Closing, I’d like to share a few tactical mistakes I made when building Hotseat:
- In building AI products, you need some sort of data loop - a feedback mechanism that lets you improve your product; in legal, this is hard to pull off due to stringent security concerns and the protection of client-privileged information.
- We couldn’t create the data loop in-house - none of the founders were lawyers, and we didn’t find one who would like to jump ship.
- We were not building the product for ourselves, and it was too easy to fail the Mom Test, which we did.

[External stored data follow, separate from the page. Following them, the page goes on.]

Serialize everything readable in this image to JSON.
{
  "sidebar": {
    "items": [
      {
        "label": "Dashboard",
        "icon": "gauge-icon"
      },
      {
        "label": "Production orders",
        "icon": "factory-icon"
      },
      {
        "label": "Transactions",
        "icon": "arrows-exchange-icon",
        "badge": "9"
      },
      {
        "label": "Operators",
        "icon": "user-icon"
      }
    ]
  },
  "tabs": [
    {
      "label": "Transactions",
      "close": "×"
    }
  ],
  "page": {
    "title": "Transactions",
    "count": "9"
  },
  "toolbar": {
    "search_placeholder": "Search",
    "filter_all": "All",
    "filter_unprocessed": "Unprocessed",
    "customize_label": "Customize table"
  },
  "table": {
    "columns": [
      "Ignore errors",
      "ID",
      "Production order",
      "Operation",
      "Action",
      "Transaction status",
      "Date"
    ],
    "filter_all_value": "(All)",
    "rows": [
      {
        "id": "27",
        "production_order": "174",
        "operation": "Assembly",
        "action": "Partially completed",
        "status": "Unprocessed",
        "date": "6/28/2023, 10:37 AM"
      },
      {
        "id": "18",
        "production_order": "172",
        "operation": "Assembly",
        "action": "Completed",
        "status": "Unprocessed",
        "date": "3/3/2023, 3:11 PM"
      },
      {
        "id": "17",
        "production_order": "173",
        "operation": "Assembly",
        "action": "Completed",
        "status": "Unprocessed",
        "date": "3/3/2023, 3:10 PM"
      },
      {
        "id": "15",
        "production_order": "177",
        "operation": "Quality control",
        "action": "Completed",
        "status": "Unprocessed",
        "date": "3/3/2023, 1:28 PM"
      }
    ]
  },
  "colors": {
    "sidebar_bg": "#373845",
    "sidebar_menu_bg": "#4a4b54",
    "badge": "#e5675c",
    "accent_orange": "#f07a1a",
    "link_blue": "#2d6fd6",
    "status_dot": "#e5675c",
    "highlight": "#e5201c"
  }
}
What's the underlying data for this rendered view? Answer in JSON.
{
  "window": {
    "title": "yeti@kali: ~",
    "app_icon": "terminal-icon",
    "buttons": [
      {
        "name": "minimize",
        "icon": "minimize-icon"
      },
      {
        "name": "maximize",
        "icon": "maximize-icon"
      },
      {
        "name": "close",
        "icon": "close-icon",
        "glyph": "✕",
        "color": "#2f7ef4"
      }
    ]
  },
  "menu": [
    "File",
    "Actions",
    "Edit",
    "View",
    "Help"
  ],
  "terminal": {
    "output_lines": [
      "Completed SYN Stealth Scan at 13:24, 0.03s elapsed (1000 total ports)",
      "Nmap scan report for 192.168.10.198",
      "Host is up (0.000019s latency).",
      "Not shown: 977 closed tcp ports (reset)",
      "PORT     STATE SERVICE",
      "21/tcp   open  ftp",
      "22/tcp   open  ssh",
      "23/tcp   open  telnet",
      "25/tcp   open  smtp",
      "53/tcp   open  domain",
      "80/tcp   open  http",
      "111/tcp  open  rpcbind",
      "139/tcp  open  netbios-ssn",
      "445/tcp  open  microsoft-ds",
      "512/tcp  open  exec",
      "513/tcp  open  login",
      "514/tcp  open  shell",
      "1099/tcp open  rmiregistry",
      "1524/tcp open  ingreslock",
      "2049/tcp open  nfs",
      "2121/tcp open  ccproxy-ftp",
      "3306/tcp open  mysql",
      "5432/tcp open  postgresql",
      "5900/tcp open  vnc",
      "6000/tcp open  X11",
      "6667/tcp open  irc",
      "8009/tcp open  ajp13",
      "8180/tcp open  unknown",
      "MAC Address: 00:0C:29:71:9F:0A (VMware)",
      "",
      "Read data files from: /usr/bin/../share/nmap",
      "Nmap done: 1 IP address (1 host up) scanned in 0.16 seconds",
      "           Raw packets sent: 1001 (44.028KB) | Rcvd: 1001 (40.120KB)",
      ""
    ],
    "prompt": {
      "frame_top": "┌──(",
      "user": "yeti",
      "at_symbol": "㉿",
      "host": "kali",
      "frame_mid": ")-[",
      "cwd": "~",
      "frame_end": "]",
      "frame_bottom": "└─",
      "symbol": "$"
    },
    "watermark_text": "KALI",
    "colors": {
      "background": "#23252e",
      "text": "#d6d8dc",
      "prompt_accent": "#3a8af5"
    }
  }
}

- We thought our competition in legal research were legacy legal information systems with truly outdated search and bad UI; however, because these systems are that bad, lawyers often resorted to Googling and we were competing with a free product.
With bitter taste, I’m shutting down Hotseat. With my experience of AI’s shortcomings, am I still bullish on AI and LLMs as the major technology shift? Absolutely. Is there a redeemable piece we found while building Hotseat? Sotto voce.
Thanks to Traple, LBK&P, and Wardyński law firms for betting on us at such an early stage. If you’re looking for highly competent lawyers with knack for tech regulations in CEE, I can’t recommend these firms enough.